Multiple models running on the same hardware contend for these resources, and parallelism can't be fully leveraged.
Scalability
Because all models are deployed across all instances, the size of models that can be deployed is limited.
All models must fit in RAM, and large instances are needed to deploy large models.
Additionally, some models serve more traffic than others, but these models are not independently scalable since all models are replicated across all instances.
Developer experience
Since all models are embedded in the application server, all model dependencies are shared.
To leverage new library versions or new frameworks for newer models, backward compatibility for all existing models must be ensured.
Reliability
Because models are deployed in the same process, an exception in a single model will crash the entire application and can have an impact across all models. This puts additional risk around the deployment of new models
Observability
Because models are all deployed within the same application, it can sometimes be complex or difficult to understand the "model state" - the state of what is expected to be deployed vs. what has actually been deployed.
The new platform
The new ML platform aims to solve the previous pain points.
The RPCs related to ML inference (i.e. Gazette) are separated from Minsky into a different service deployed on Kubernetes.
Each model runs its own process, is provisioned with isolated resources, and is independently scalable.
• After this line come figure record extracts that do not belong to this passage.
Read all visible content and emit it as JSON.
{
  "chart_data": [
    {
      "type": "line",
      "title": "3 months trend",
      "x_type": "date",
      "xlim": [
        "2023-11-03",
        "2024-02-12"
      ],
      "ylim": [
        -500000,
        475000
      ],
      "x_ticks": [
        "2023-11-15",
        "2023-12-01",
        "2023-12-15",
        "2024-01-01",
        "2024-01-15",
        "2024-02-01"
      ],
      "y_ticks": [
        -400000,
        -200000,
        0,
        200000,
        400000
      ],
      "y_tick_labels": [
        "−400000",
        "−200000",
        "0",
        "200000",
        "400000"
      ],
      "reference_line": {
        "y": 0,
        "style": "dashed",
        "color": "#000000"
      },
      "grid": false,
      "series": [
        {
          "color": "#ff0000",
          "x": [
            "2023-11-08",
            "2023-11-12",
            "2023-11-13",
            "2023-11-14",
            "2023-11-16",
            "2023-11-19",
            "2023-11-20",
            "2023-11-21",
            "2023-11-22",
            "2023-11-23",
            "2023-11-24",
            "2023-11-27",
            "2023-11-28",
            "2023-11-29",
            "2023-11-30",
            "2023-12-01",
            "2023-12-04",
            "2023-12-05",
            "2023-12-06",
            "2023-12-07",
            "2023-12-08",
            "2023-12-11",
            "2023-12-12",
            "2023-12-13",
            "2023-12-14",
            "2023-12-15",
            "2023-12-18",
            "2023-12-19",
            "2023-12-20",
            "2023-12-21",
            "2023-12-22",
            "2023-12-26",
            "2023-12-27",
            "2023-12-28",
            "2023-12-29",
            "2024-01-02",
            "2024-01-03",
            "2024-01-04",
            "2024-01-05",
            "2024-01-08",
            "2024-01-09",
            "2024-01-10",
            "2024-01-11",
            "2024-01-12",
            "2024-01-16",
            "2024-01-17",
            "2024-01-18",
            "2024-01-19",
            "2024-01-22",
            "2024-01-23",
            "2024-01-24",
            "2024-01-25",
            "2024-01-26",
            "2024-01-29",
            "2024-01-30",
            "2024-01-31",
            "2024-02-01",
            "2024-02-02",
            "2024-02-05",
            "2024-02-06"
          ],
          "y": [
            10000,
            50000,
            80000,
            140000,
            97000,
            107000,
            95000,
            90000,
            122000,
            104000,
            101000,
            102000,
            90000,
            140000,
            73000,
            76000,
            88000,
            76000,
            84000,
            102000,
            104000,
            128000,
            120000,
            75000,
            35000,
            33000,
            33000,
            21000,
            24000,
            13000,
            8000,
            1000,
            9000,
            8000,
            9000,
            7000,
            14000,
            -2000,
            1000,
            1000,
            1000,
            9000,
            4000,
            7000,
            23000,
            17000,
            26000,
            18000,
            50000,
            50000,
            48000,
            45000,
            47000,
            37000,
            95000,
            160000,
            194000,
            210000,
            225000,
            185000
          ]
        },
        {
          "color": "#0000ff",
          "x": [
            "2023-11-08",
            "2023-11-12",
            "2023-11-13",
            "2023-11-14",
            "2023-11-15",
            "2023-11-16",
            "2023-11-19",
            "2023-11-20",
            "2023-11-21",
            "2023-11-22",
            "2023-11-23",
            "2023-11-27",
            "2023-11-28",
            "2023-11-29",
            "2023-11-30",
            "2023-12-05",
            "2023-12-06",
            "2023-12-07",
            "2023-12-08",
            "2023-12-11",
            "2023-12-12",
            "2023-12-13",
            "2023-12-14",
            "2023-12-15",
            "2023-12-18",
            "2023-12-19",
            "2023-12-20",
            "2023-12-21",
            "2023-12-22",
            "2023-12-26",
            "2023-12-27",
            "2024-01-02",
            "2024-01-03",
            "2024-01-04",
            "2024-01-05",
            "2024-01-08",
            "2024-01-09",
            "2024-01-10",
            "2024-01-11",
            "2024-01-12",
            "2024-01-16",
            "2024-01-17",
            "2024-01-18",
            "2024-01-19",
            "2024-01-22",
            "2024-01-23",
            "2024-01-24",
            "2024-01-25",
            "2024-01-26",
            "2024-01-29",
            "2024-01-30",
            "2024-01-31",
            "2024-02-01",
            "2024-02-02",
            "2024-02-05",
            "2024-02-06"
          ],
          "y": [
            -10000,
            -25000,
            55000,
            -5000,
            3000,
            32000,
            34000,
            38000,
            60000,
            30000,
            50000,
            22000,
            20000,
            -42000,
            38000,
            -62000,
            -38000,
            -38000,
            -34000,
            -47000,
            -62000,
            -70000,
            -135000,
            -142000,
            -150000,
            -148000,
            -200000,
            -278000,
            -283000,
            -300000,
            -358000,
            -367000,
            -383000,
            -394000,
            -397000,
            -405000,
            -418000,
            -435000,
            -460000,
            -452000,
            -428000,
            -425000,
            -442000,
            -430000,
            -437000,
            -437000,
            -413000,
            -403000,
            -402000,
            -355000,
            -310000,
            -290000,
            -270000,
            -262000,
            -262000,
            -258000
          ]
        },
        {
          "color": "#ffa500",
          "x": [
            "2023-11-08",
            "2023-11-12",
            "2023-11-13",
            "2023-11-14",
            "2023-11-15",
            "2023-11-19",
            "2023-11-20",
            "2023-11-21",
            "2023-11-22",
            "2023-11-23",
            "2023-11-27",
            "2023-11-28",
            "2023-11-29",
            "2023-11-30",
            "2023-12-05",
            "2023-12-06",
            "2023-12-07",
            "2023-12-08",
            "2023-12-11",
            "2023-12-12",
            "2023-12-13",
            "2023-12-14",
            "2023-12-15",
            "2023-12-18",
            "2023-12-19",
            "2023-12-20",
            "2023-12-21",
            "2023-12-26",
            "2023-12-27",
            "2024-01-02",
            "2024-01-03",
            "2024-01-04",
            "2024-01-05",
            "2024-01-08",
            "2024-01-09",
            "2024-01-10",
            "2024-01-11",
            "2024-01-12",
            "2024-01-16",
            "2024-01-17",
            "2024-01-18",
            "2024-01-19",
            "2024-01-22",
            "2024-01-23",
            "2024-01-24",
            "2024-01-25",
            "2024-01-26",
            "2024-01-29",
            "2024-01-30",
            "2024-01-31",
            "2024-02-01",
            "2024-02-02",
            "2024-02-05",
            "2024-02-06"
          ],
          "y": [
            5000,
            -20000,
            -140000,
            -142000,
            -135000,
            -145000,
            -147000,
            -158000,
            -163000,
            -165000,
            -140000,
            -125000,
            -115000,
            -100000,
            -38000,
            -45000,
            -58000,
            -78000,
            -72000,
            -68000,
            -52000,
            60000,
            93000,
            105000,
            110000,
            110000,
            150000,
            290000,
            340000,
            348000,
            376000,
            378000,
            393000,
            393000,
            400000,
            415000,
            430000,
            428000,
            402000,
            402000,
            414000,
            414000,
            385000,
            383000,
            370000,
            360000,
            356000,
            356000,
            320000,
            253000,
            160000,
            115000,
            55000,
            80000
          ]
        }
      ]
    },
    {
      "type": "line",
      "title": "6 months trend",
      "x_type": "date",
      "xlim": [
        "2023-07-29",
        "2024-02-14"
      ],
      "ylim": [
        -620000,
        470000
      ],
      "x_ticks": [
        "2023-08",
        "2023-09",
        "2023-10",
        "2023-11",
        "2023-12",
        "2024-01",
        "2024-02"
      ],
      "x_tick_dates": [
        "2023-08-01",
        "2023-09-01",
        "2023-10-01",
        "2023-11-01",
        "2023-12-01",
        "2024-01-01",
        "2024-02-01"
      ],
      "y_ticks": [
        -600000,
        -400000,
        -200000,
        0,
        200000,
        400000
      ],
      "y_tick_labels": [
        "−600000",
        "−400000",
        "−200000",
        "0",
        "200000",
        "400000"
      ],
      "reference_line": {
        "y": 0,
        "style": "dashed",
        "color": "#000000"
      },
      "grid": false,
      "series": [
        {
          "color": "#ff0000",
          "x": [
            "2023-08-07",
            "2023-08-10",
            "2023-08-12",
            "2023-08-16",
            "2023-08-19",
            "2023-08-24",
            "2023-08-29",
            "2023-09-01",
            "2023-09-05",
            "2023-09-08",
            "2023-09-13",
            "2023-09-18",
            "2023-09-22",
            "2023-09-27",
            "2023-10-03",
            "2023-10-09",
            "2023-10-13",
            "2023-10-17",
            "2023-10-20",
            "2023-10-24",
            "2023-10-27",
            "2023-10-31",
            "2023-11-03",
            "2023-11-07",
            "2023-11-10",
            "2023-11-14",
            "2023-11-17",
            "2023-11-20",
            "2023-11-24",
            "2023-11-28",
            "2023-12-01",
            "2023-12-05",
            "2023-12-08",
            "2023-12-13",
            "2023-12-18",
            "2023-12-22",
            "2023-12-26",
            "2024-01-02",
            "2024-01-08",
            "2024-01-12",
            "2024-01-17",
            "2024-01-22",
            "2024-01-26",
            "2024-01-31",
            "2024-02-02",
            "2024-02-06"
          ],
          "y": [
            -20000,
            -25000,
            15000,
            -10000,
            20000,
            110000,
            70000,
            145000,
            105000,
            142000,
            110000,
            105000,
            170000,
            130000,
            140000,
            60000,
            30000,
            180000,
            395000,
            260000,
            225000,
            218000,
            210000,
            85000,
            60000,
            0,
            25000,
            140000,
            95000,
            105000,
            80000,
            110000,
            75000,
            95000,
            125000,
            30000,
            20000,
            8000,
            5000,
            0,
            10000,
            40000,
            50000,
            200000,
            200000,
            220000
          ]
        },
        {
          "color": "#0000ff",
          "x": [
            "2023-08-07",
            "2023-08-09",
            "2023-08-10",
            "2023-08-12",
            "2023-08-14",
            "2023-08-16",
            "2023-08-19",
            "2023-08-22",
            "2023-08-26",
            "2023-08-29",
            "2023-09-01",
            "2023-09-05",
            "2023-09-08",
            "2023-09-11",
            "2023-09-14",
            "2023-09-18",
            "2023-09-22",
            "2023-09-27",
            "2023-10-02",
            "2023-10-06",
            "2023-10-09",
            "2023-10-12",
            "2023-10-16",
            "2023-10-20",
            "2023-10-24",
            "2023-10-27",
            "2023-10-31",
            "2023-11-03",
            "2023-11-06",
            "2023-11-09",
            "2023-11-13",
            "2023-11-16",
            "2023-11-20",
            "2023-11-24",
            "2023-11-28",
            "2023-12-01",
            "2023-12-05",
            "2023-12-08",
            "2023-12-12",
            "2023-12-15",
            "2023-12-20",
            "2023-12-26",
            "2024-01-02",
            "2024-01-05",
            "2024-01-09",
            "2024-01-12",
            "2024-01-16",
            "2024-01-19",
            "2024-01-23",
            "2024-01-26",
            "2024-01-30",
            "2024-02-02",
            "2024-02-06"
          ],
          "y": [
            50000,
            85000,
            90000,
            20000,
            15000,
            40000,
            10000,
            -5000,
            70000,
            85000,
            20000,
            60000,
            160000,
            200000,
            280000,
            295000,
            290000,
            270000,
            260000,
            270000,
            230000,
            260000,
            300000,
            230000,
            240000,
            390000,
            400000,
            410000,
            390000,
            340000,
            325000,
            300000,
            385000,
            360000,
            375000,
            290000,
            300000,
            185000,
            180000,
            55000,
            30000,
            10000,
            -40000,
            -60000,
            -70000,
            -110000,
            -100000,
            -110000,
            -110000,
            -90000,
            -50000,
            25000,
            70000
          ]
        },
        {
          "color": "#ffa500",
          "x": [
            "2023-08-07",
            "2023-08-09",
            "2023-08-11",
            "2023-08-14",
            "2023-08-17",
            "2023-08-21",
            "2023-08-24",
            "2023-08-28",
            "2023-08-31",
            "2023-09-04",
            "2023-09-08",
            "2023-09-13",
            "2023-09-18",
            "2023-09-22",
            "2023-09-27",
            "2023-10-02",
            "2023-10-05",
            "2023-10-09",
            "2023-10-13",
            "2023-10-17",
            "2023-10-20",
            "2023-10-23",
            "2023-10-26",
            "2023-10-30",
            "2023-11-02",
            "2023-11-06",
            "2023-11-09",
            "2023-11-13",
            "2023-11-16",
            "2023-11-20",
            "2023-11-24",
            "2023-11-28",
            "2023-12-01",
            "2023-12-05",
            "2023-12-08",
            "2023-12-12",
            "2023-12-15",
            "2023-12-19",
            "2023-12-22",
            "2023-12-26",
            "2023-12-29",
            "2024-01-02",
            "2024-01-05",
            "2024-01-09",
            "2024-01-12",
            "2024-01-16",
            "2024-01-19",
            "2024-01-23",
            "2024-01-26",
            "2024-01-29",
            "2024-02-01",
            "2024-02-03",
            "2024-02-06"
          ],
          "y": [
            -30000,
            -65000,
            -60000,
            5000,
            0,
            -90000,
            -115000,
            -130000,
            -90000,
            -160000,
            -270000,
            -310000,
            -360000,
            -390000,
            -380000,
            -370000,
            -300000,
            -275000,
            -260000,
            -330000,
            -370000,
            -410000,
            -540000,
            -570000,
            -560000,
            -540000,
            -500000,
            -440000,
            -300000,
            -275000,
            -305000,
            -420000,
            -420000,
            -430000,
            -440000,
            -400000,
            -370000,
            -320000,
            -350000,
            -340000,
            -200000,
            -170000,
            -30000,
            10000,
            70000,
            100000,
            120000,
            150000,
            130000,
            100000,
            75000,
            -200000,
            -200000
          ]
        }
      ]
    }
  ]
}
ML inference APIs have been refactored to be decoupled by any client-specific business logic.
Performance
Now that the two systems have been split, there is no more CPU competition between ML inference and data fetching.
With the distributed model server pools, ML model resources are completely isolated and no longer contend with each other, allowing ML models to fully utilize all of their allocated resources.
Scalability
Because all models are now deployed as independent deployments on Kubernetes, resources are allocated independently.
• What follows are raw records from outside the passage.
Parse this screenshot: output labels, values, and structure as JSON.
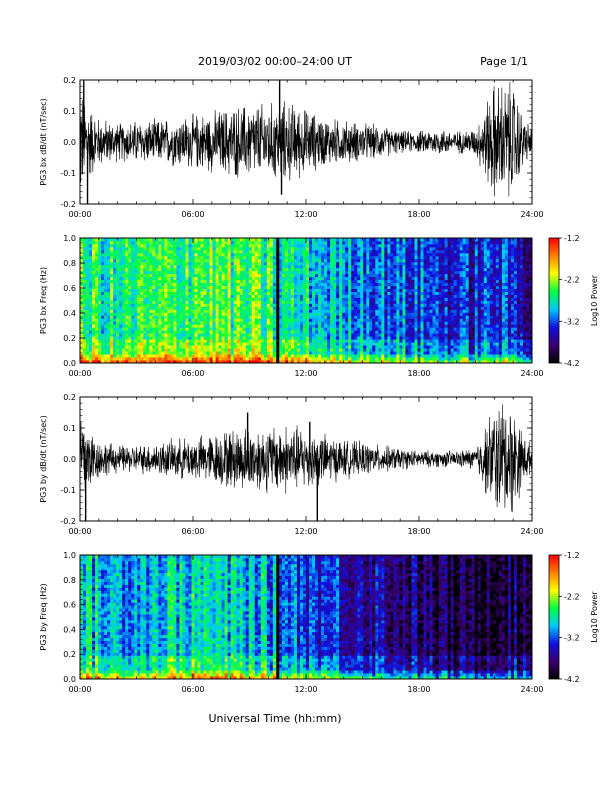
{
  "header": {
    "title": "2019/03/02   00:00–24:00 UT",
    "page": "Page 1/1"
  },
  "footer": {
    "xlabel": "Universal Time (hh:mm)"
  },
  "colors": {
    "colormap": [
      "#000000",
      "#3a0070",
      "#1010e0",
      "#00c8ff",
      "#00ff40",
      "#ffff00",
      "#ff8000",
      "#ff0000"
    ]
  },
  "chart_data": [
    {
      "type": "line",
      "ylabel": "PG3 bx dB/dt (nT/sec)",
      "xlim": [
        0,
        24
      ],
      "ylim": [
        -0.2,
        0.2
      ],
      "xticks": [
        "00:00",
        "06:00",
        "12:00",
        "18:00",
        "24:00"
      ],
      "yticks": [
        "-0.2",
        "-0.1",
        "0.0",
        "0.1",
        "0.2"
      ],
      "envelope": {
        "hours": [
          0,
          0.5,
          1,
          2,
          3,
          4,
          5,
          6,
          7,
          8,
          9,
          10,
          11,
          12,
          13,
          14,
          15,
          16,
          17,
          18,
          19,
          20,
          21,
          22,
          22.5,
          23,
          23.5,
          24
        ],
        "amplitude": [
          0.22,
          0.14,
          0.09,
          0.07,
          0.08,
          0.08,
          0.09,
          0.1,
          0.11,
          0.13,
          0.14,
          0.14,
          0.15,
          0.12,
          0.09,
          0.08,
          0.07,
          0.06,
          0.04,
          0.04,
          0.05,
          0.04,
          0.05,
          0.22,
          0.22,
          0.22,
          0.1,
          0.05
        ]
      },
      "spikes": [
        {
          "hour": 0.2,
          "value": 0.22
        },
        {
          "hour": 0.4,
          "value": -0.22
        },
        {
          "hour": 10.6,
          "value": 0.2
        },
        {
          "hour": 10.7,
          "value": -0.17
        }
      ]
    },
    {
      "type": "heatmap",
      "ylabel": "PG3 bx Freq (Hz)",
      "xlim": [
        0,
        24
      ],
      "ylim": [
        0,
        1
      ],
      "xticks": [
        "00:00",
        "06:00",
        "12:00",
        "18:00",
        "24:00"
      ],
      "yticks": [
        "0.0",
        "0.2",
        "0.4",
        "0.6",
        "0.8",
        "1.0"
      ],
      "colorbar": {
        "label": "Log10 Power",
        "range": [
          -4.2,
          -1.2
        ],
        "ticks": [
          "-1.2",
          "-2.2",
          "-3.2",
          "-4.2"
        ]
      },
      "log_power_profile": {
        "hours": [
          0,
          1,
          2,
          3,
          4,
          5,
          6,
          7,
          8,
          9,
          10,
          11,
          12,
          13,
          14,
          15,
          16,
          17,
          18,
          19,
          20,
          21,
          22,
          23,
          24
        ],
        "log_power": [
          -2.6,
          -2.6,
          -2.7,
          -2.6,
          -2.6,
          -2.5,
          -2.4,
          -2.4,
          -2.5,
          -2.5,
          -2.6,
          -2.7,
          -2.8,
          -2.9,
          -3.0,
          -3.0,
          -3.1,
          -3.2,
          -3.2,
          -3.3,
          -3.4,
          -3.4,
          -3.3,
          -3.4,
          -3.5
        ]
      },
      "data_gap_hour": 10.5
    },
    {
      "type": "line",
      "ylabel": "PG3 by dB/dt (nT/sec)",
      "xlim": [
        0,
        24
      ],
      "ylim": [
        -0.2,
        0.2
      ],
      "xticks": [
        "00:00",
        "06:00",
        "12:00",
        "18:00",
        "24:00"
      ],
      "yticks": [
        "-0.2",
        "-0.1",
        "0.0",
        "0.1",
        "0.2"
      ],
      "envelope": {
        "hours": [
          0,
          0.5,
          1,
          2,
          3,
          4,
          5,
          6,
          7,
          8,
          9,
          10,
          11,
          12,
          13,
          14,
          15,
          16,
          17,
          18,
          19,
          20,
          21,
          22,
          22.5,
          23,
          23.5,
          24
        ],
        "amplitude": [
          0.22,
          0.12,
          0.07,
          0.05,
          0.05,
          0.06,
          0.07,
          0.08,
          0.09,
          0.11,
          0.12,
          0.12,
          0.13,
          0.11,
          0.09,
          0.07,
          0.06,
          0.05,
          0.04,
          0.03,
          0.03,
          0.03,
          0.04,
          0.2,
          0.22,
          0.2,
          0.1,
          0.05
        ]
      },
      "spikes": [
        {
          "hour": 0.3,
          "value": -0.22
        },
        {
          "hour": 8.9,
          "value": 0.15
        },
        {
          "hour": 12.6,
          "value": -0.2
        },
        {
          "hour": 12.2,
          "value": 0.12
        }
      ]
    },
    {
      "type": "heatmap",
      "ylabel": "PG3 by Freq (Hz)",
      "xlim": [
        0,
        24
      ],
      "ylim": [
        0,
        1
      ],
      "xticks": [
        "00:00",
        "06:00",
        "12:00",
        "18:00",
        "24:00"
      ],
      "yticks": [
        "0.0",
        "0.2",
        "0.4",
        "0.6",
        "0.8",
        "1.0"
      ],
      "colorbar": {
        "label": "Log10 Power",
        "range": [
          -4.2,
          -1.2
        ],
        "ticks": [
          "-1.2",
          "-2.2",
          "-3.2",
          "-4.2"
        ]
      },
      "log_power_profile": {
        "hours": [
          0,
          1,
          2,
          3,
          4,
          5,
          6,
          7,
          8,
          9,
          10,
          11,
          12,
          13,
          14,
          15,
          16,
          17,
          18,
          19,
          20,
          21,
          22,
          23,
          24
        ],
        "log_power": [
          -2.9,
          -2.9,
          -3.0,
          -2.9,
          -2.9,
          -2.8,
          -2.8,
          -2.8,
          -2.9,
          -2.9,
          -3.0,
          -3.1,
          -3.2,
          -3.3,
          -3.4,
          -3.5,
          -3.6,
          -3.7,
          -3.8,
          -3.9,
          -4.0,
          -4.0,
          -3.8,
          -3.9,
          -3.9
        ]
      },
      "data_gap_hour": 10.5
    }
  ]
}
Additionally, the model isolation from Kubernetes enables scaling models that receive different amounts of traffic independently and automatically.
Developer experience
Model deployment is now isolated: deploying multiple models in a single process is no longer required.
Reliability
Deploying a new model should introduce no marginal risk to the existing set of deployed models: a model is fault tolerant to crashes in other models.
Observability
Finally, model state is now completely observable through the new system.
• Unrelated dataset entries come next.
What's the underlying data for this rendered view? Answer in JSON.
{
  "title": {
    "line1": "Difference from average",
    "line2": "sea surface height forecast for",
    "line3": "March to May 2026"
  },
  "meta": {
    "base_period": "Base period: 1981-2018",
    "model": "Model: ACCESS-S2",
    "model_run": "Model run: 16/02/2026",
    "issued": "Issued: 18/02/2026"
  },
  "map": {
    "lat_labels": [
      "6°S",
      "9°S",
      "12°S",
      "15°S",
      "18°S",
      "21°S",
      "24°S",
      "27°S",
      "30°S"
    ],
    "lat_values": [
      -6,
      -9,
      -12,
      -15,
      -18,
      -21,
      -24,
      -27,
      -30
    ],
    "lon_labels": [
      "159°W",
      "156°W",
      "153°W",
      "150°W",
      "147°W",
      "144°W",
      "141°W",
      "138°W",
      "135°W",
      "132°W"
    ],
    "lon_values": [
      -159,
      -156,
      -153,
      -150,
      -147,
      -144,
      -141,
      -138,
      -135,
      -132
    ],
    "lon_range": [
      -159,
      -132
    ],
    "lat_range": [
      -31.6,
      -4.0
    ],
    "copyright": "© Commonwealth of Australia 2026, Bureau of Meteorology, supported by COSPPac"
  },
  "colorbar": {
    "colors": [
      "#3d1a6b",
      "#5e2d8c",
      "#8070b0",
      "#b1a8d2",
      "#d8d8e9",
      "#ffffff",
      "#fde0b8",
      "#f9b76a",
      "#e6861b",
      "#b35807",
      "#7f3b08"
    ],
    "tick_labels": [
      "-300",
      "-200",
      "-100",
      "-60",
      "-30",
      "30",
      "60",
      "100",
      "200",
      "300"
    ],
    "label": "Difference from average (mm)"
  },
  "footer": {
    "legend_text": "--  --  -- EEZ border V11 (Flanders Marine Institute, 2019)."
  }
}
The actual deployed model state is more observable as it is no longer internal to a single application but is rather the kubernetes state associated with all current model deployments which is easily viable through kubernetes tooling.
Closing thoughts
Reddit is still improving the platform to allow self-service capabilities for:
Auto model training
Data pipeline
Model serving
In the future, I believe that the job of a Machine learning engineer at big tech companies will be divided in two categories:
ML engineer that develops the ML platform used by the whole company.
ML engineer on a product team that operates the platform and integrates new machine learning tools/models.
In my team at Google I am fortunate to be responsible for a standalone ML platform that directly interfaces with the end user, which is becoming less and less common.
I believe that this shift makes sense, as the majority of ML teams are reinventing the wheel when it comes to model training, serving and deploying.
Still, I am glad to be able to work on an end-to-end system that touches billions of users!
Let me know what you think about this trend and what you'd like to see next!